Viene messa in scena una società alienata e alienante, dove le persone comuni, per dare un senso alle vuote esistenze vissute, arrivano letteralmente a “cannibalizzare” le proprie divinità di carta e di immagini, che non hanno più diritto a una vita privata, ma sono trasformati in corpi da manipolare, mutare, trasformare, riprodurre all’infinito. Una realtà dove il virus mutante è inoculato nel tessuto sociale, un virus la cui malattia è l’assenza dell’individualità e la fusione psicologica con l’altro immaginato, costruito, proiettato. L’individuo in quanto tale ha perso il senso della realtà, egli stesso è portatore di una malattia sociale. La mutazione è completa e ciò che conta è convivere con la malattia che ti permette di restare in una perenne stasi tra vita e morte, in un eterno presente, senza più passato né futuro, ma solo dove la carne perde ogni confine fisico, trasformandosi in un vettore continuamente mutageno e in espansione.
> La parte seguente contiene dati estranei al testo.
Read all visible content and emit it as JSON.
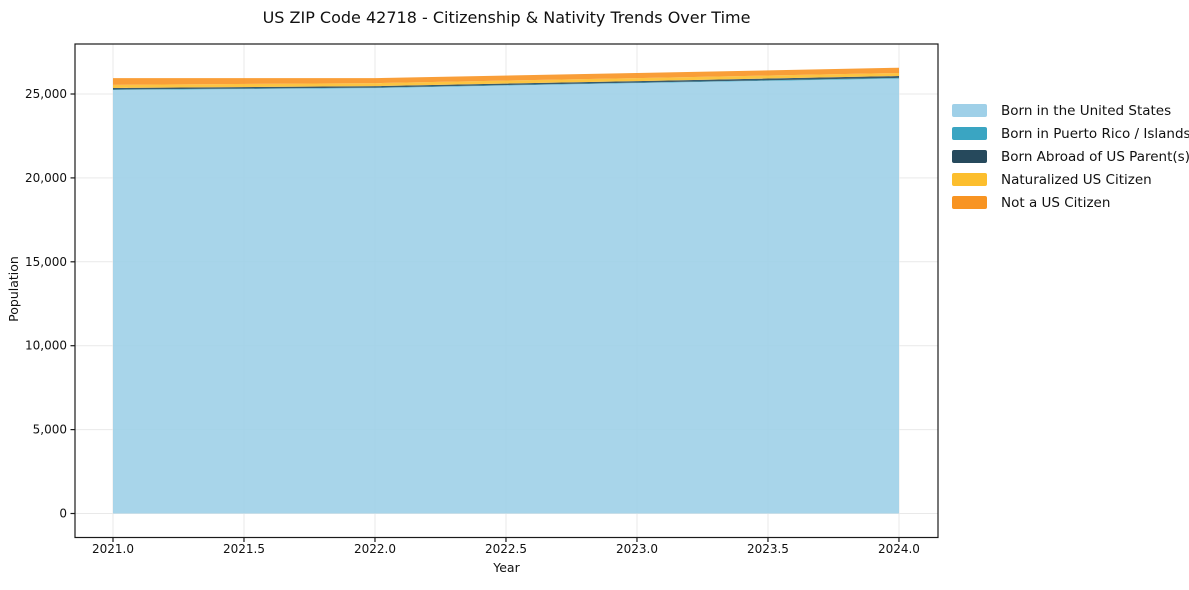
{
  "figure": {
    "title": "US ZIP Code 42718 - Citizenship & Nativity Trends Over Time",
    "background_color": "#ffffff",
    "spine_color": "#1a1a1a",
    "grid_color": "#e9e9e9",
    "text_color": "#111111"
  },
  "chart_data": {
    "type": "area",
    "stacked": true,
    "title": "US ZIP Code 42718 - Citizenship & Nativity Trends Over Time",
    "xlabel": "Year",
    "ylabel": "Population",
    "x": [
      2021,
      2022,
      2023,
      2024
    ],
    "series": [
      {
        "name": "Born in the United States",
        "color": "#9fd0e8",
        "values": [
          25240,
          25350,
          25650,
          25920
        ]
      },
      {
        "name": "Born in Puerto Rico / Islands",
        "color": "#3aa5c2",
        "values": [
          30,
          30,
          30,
          40
        ]
      },
      {
        "name": "Born Abroad of US Parent(s)",
        "color": "#26495c",
        "values": [
          90,
          90,
          90,
          110
        ]
      },
      {
        "name": "Naturalized US Citizen",
        "color": "#fcbe2d",
        "values": [
          180,
          180,
          180,
          180
        ]
      },
      {
        "name": "Not a US Citizen",
        "color": "#f89422",
        "values": [
          410,
          300,
          300,
          320
        ]
      }
    ],
    "totals": [
      25950,
      25950,
      26250,
      26570
    ],
    "xlim": [
      2020.855,
      2024.149
    ],
    "ylim": [
      -1430,
      27980
    ],
    "x_ticks": {
      "values": [
        2021,
        2021.5,
        2022,
        2022.5,
        2023,
        2023.5,
        2024
      ],
      "labels": [
        "2021.0",
        "2021.5",
        "2022.0",
        "2022.5",
        "2023.0",
        "2023.5",
        "2024.0"
      ]
    },
    "y_ticks": {
      "values": [
        0,
        5000,
        10000,
        15000,
        20000,
        25000
      ],
      "labels": [
        "0",
        "5,000",
        "10,000",
        "15,000",
        "20,000",
        "25,000"
      ]
    },
    "grid": true,
    "legend_position": "right-outside"
  }
}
“Antiviral” di Brandon Cronenberg, figlio del famoso autore David, è alla sua opera prima (e per ora unica), mai uscita sugli schermi italiani, dove affronta temi comuni alla filmografia del padre: la carne e la sua mutazione; il virus come vettore di trasformazione sociale; la malattia che diviene l’emblema dello stato perenne dell’individuo. Anche se riesce a mettere in scena con un certo interesse la società anomica e distopica, dove l’immagine è carne, e grazie anche a un convincente protagonista come Caleb Landry Jones, sufficientemente emaciato ed efebico e che porta in modo convincente sulle spalle l’orrore della situazione che vive, il giovane regista è molto debitore alle tematiche paterne. Brandon Cronenberg (anche autore della sceneggiatura) compie una clonazione delle opere di David Cronenberg e che, anche nella riproduzione dell’intreccio con lo scontro tra le due cliniche concorrenti, ricordano molto d vicino le prime opere di David Cronenberg, come “Crimes of the Future”, “Il demone sotto la pelle”, “Scanners” e “Videodrome”, attualizzando alcuni temi, ma rimanendo in un ambito di maniera e ancora con una voce acerba che non lo rende originale e innovativo. “Antiviral” sembra quasi un tributo, un atto di stima alla grandezza del genio paterno, come se Brandon vivesse e sentisse tutto il peso del confronto con una figura superiore alla sua e che alla fine risulta ingombrante. Il giovane regista mostra delle qualità visive inusuali, ma se non riuscirà a tagliare il cordone ombelicale “Antiviral” rimarrà un’opera isolata oppure non potrà che ridursi a un semplice copista. E come in “Inseparabili”, la separazione potrebbe portare a un risultato senza futuro per Brandon.